ACCENTO DI PAESE
Di Federico Migliorati
Ogni volta che rimetteva piede nel paese natìo provava un’ebbrezza inusitata, che durava per alcune ore: era la gioia di ritrovare luoghi, persone, visioni a lui care, abbandonate per un tempo più o meno lungo e che, lontano, si trovavano riunite in poco spazio in alcune foto sul comodino della città di R. dove viveva.
Già da Lonato, quando il fido V., autista e ancor prima amico fraterno, lo riportava a Montichiari, ammirava estasiato la cupola del Duomo, così maestosa e imponente, il turrito profilo del castello che appariva sospeso in aria come una delle “città invisibili” di un noto scrittore ed i colli digradanti dolcemente. La Pieve no, quella non si metteva troppo in mostra, pur se visibile: meglio così, meritava di essere ammirata in tutto il suo splendore in una delle passeggiate che, già pregustava, avrebbe fatto nei giorni a seguire, lentamente, con le mani dietro la schiena ed il passo cadenzato degli anni ormai pesanti sulle spalle.

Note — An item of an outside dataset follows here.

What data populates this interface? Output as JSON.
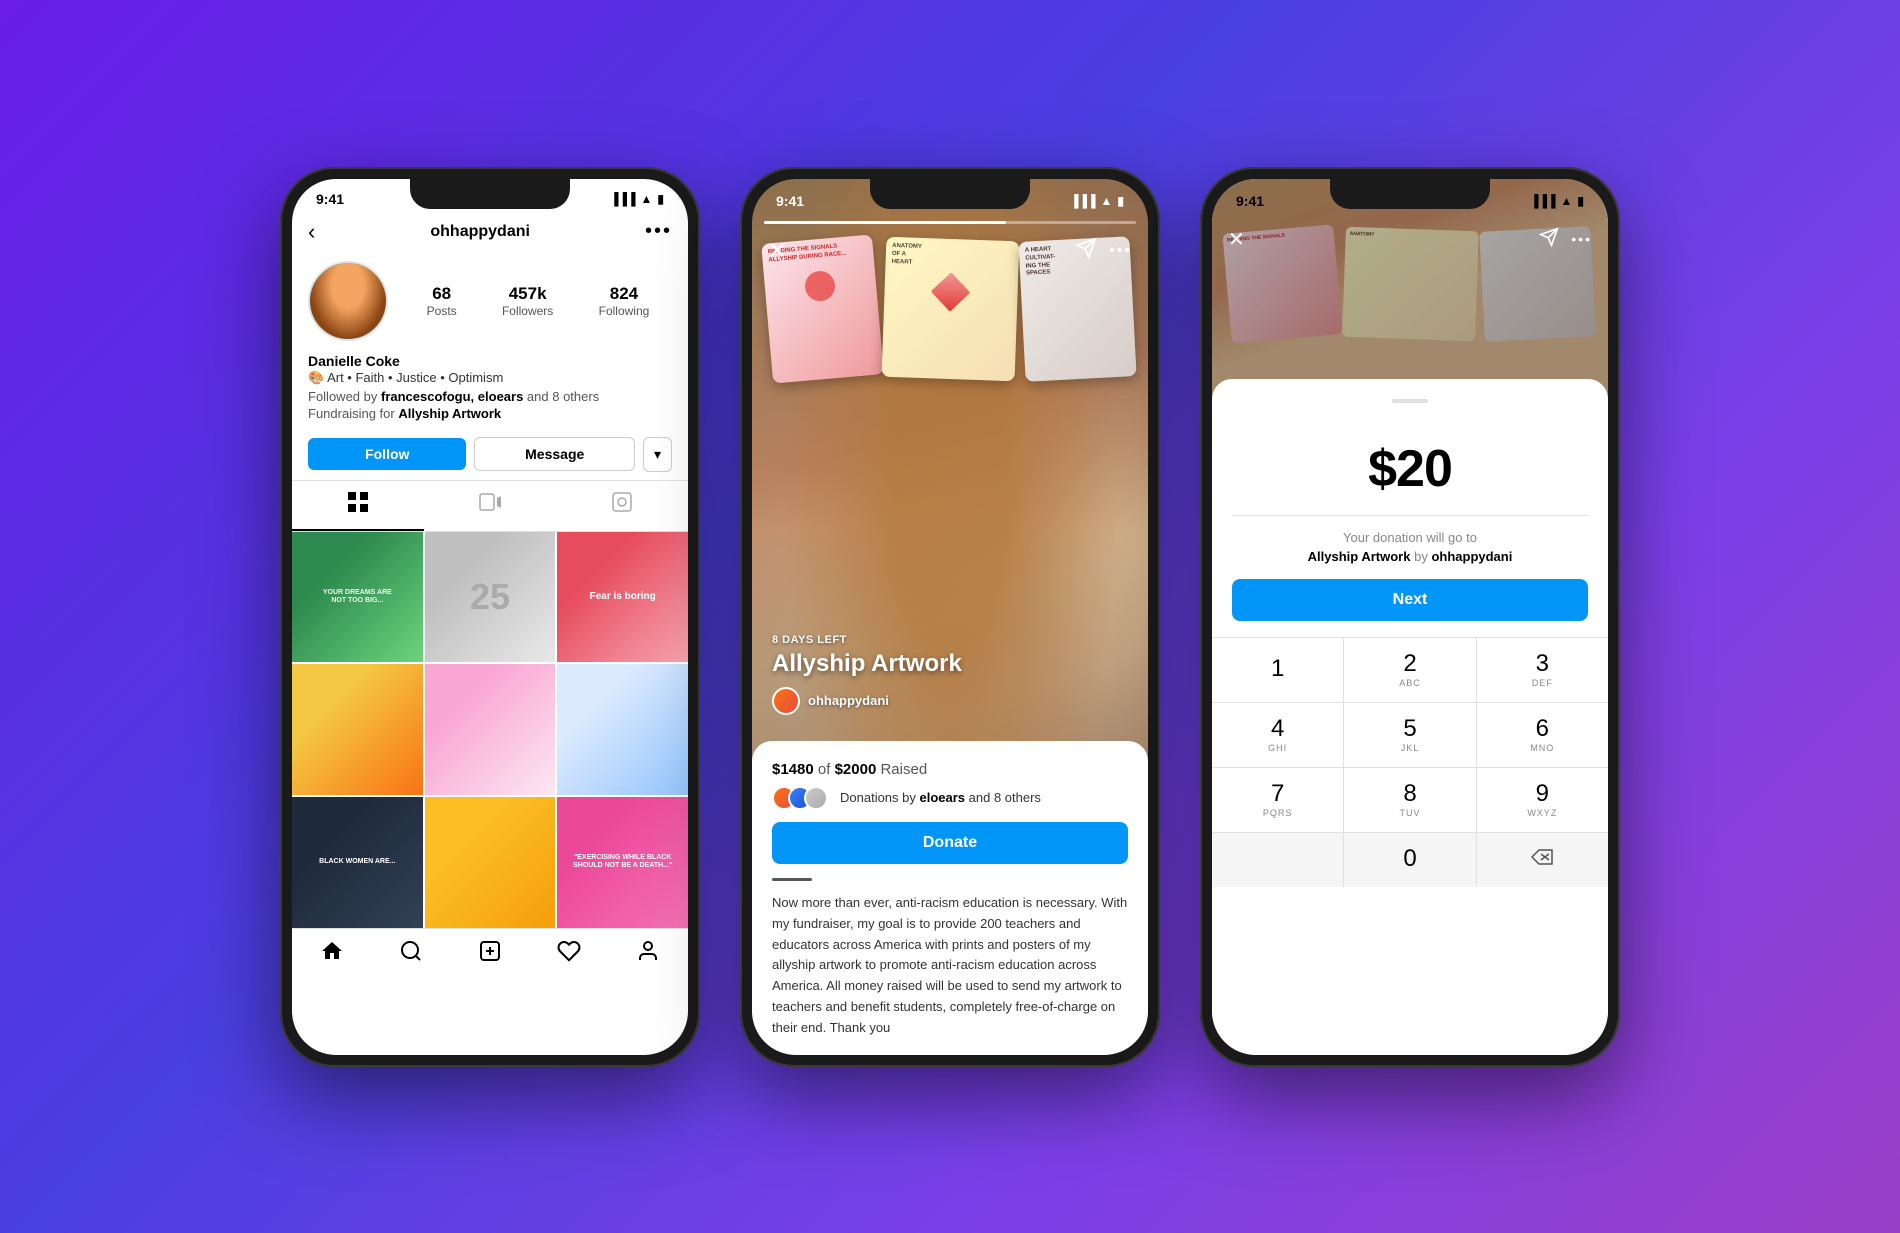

Sì, la Pieve: quanto l’aveva amata e quanto ancora l’amava quella chiesa romanica, la sua preferita, posta sul colle più alto del paese, indomita bellezza d’antico stampo, erede di una storia nella quale essa stessa si inserì per diventare a sua volta meraviglia immortale. Avvicinandola, ricordava ora che l’auto su cui viaggiava correva veloce sul rettifilo verso casa, sussultava spesso di felicità, come in preda alla sindrome di Stendhal. E i campi appena arati, con i loro colori così vividi?
Non erano una carezza al cuore quelle chiazze brune e verdi, come pennellate di un pittore, che si alternavano dal finestrino? Presagiva già nelle sere che andavano allungandosi poco a poco, nella sua casa di via Cavallotti, la lettura di libri appena acquistati ed una nuova riedizione dell’Elogio della follia: un Erasmo rivisitato alla luce di nuove interpretazioni del suo pensiero. Tomi di storia non mancavano di certo, come trattati di scienza e gli ultimi saggi di politica internazionale. Di fronte alla ricca libreria stava il pianoforte a coda, quello strumento che nacque dalla mente di un tal Cristofori e dai cui tasti si sprigionarono opere che ci rendono orgogliosi di definirci umani. Su di esso avrebbe presto riprovato la vitalità delle dita per riscoprire l’Appassionata, vibrante emozione di un genio che egli sentiva così vicino a lui. Era, quel languore che ormai lo aveva pervaso a pochi chilometri ormai dall’arrivo, un accento dell’anima che conosceva bene, una felice compagnia che ritrovava sempre, toccando la terra in cui nacque.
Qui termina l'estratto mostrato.